Действительно, в эпоху, когда литература добровольно ставит себя на службу общественным проблемам, своебразие понимания Горьким своей задачи связано со многими аспектами. Прежде всего, с его происхождением: среди дворян, адвокатов, врачей, служащих оно давало ему мучительное преимущество познания мира без посредников. Вскоре к этому прибавились почти мировая слава и престиж, окружавшие его художественное творчество и его личность. Мир знал многих социалистов и анархистов, которые отошли от своих аристократических, буржуазных или мелкобуржуазных корней и в силу определенной направленности культуры перешли на сторону пролетариата и крестьян. Их книги и статьи предназначались для узкого круга друзей или причастных к ним людей. В Горьком мир увидел человека, чьи детство и юность прошли на дне жизни и для которого, благодаря его любви к чтению и книгам, сделалось возможным дорасти до мировоззрения, несмотря на препятствовавшую этому обстановку. Его творчество и его имя не остались в плену свойственных интеллигенции предрассудков и получили собственный резонанс в Европе и мире. Никакой политик не мог предвидеть такого способа служения литературы общественному делу, поскольку непредсказуем гений художника, а тем более его успех. Горький определил для литературы новые границы и получил неожиданный отклик. Несомненно, политическая концепция Горького не укладывается в учебники по истории политических доктрин. Но и не существует, как это часто думают, истории писателя, который занимался политическими проблемами своего времени из пустого кокетства или циничной корысти; его приверженность коммунизму, хотя и совершенно иная, чем ортодоксальная убежденность Ленина, была всегда искренней.

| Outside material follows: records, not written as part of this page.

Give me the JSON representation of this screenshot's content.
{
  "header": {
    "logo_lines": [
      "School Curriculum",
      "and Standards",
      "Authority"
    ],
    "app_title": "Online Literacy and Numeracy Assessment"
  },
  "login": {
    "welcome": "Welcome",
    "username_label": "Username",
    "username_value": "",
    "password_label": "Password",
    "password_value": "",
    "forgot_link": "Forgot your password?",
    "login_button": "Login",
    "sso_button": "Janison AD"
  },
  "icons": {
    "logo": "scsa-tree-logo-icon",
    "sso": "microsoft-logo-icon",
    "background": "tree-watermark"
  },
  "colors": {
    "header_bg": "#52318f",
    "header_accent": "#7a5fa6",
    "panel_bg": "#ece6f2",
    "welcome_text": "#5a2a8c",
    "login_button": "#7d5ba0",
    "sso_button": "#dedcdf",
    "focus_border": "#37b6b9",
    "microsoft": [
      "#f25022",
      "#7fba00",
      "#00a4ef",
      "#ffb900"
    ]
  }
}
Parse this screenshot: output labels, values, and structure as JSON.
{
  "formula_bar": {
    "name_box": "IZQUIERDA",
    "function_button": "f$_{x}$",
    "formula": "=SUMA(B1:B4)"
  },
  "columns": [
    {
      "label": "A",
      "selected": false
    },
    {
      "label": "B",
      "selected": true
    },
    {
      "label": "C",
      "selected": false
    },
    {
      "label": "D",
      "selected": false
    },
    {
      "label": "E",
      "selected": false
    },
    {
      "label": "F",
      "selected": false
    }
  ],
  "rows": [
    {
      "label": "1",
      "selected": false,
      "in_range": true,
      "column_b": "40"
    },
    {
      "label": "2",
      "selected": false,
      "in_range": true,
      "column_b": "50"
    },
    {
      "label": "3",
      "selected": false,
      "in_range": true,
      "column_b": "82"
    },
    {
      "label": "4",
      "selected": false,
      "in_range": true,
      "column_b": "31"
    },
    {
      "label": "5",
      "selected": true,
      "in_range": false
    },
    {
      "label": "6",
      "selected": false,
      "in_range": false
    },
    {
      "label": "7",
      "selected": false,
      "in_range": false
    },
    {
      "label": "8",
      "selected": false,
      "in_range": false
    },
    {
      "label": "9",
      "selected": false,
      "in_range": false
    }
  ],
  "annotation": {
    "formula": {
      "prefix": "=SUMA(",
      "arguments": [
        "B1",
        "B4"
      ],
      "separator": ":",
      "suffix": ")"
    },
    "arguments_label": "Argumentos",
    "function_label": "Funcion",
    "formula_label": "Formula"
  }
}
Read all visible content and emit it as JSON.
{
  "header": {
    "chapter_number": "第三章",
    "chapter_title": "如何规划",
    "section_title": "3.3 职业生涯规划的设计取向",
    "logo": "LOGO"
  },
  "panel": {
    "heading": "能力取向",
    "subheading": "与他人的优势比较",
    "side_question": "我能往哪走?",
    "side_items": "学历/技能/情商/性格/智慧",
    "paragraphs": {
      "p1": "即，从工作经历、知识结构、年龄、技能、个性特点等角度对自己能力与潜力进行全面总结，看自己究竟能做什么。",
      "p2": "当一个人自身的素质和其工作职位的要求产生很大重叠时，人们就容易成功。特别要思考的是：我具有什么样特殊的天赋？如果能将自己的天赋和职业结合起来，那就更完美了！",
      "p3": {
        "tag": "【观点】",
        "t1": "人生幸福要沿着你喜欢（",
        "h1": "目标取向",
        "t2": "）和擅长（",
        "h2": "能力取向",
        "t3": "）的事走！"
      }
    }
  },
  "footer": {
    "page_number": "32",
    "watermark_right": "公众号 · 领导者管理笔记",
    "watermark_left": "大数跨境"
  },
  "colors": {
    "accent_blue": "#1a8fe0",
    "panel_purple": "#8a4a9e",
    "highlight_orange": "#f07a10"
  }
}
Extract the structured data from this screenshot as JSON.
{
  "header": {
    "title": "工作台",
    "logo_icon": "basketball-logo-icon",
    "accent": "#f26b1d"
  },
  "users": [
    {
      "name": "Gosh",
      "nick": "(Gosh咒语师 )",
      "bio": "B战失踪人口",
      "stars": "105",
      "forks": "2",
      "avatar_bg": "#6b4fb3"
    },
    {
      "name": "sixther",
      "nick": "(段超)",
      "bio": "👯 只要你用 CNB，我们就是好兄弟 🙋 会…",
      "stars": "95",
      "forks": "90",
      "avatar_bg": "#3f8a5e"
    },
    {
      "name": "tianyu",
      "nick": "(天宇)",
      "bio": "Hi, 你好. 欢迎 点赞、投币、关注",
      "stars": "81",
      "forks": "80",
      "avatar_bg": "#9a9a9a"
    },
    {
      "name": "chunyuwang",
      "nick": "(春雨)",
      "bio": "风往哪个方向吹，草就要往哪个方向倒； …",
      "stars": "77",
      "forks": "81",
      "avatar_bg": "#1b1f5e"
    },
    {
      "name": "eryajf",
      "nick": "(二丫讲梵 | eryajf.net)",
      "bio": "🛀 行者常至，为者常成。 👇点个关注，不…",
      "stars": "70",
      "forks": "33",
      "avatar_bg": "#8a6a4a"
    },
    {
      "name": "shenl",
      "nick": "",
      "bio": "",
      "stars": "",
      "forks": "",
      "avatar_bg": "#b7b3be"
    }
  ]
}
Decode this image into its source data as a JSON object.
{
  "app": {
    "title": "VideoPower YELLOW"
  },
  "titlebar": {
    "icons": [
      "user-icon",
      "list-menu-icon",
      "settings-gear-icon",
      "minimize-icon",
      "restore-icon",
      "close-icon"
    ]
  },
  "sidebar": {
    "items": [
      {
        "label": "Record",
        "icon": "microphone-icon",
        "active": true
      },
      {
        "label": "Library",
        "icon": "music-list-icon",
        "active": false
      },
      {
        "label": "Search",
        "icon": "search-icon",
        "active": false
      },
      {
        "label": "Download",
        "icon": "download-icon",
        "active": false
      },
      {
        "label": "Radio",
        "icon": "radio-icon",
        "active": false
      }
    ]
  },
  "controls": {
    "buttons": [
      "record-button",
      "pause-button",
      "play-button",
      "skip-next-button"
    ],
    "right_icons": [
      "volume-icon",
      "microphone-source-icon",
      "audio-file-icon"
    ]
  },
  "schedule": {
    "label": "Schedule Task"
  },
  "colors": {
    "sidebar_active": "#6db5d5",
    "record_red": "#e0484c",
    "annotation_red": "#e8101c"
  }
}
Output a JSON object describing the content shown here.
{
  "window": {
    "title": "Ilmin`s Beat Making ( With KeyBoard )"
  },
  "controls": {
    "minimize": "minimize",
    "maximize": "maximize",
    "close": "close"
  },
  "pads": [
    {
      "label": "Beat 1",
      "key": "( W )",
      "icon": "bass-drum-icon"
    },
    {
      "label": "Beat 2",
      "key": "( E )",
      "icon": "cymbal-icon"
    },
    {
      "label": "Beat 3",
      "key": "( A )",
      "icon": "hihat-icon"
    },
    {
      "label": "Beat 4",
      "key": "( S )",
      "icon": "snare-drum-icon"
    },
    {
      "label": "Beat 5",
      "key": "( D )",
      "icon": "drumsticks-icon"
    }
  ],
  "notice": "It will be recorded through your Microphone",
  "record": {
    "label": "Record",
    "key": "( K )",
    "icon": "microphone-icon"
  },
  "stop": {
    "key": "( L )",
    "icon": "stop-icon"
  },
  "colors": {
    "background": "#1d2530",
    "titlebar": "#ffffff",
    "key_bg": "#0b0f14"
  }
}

История Максима Горького в определенном смысле показательна для литератора, художественное творчество которого неотделимо от его политических и общественных обязательств. Писателю было посвящено много публикаций с начала 1990-х гг.: в одних авторы, надо признать, довольно неуклюже и грубо пытаются оседлать конек «ревизионизма», что закономерно в такой стране, как Россия, где столько лет отрицалась свобода мысли и теперь необходимо в некоторых случаях «выпустить пар»: такая критика, часто необоснованная и не опирающаяся на серьезные и точные исследования, пытается дискредитировать творчество писателя (как правило, в этих случаях речь идет о работах скандального характера, не имеющих никакой научной ценности); в других авторы стремятся серьезно и документированно осмыслить историческую ценность личности писателя, подчеркивая как позитивные, так и негативные, неудобные аспекты, основываясь на неизвестном ранее архивном материале. Это не значит, что исследователи должны отказаться от законного права на выражение негативной критики творчества Максима Горького и его образа действий, а что необходимо документально обосновывать любую критику.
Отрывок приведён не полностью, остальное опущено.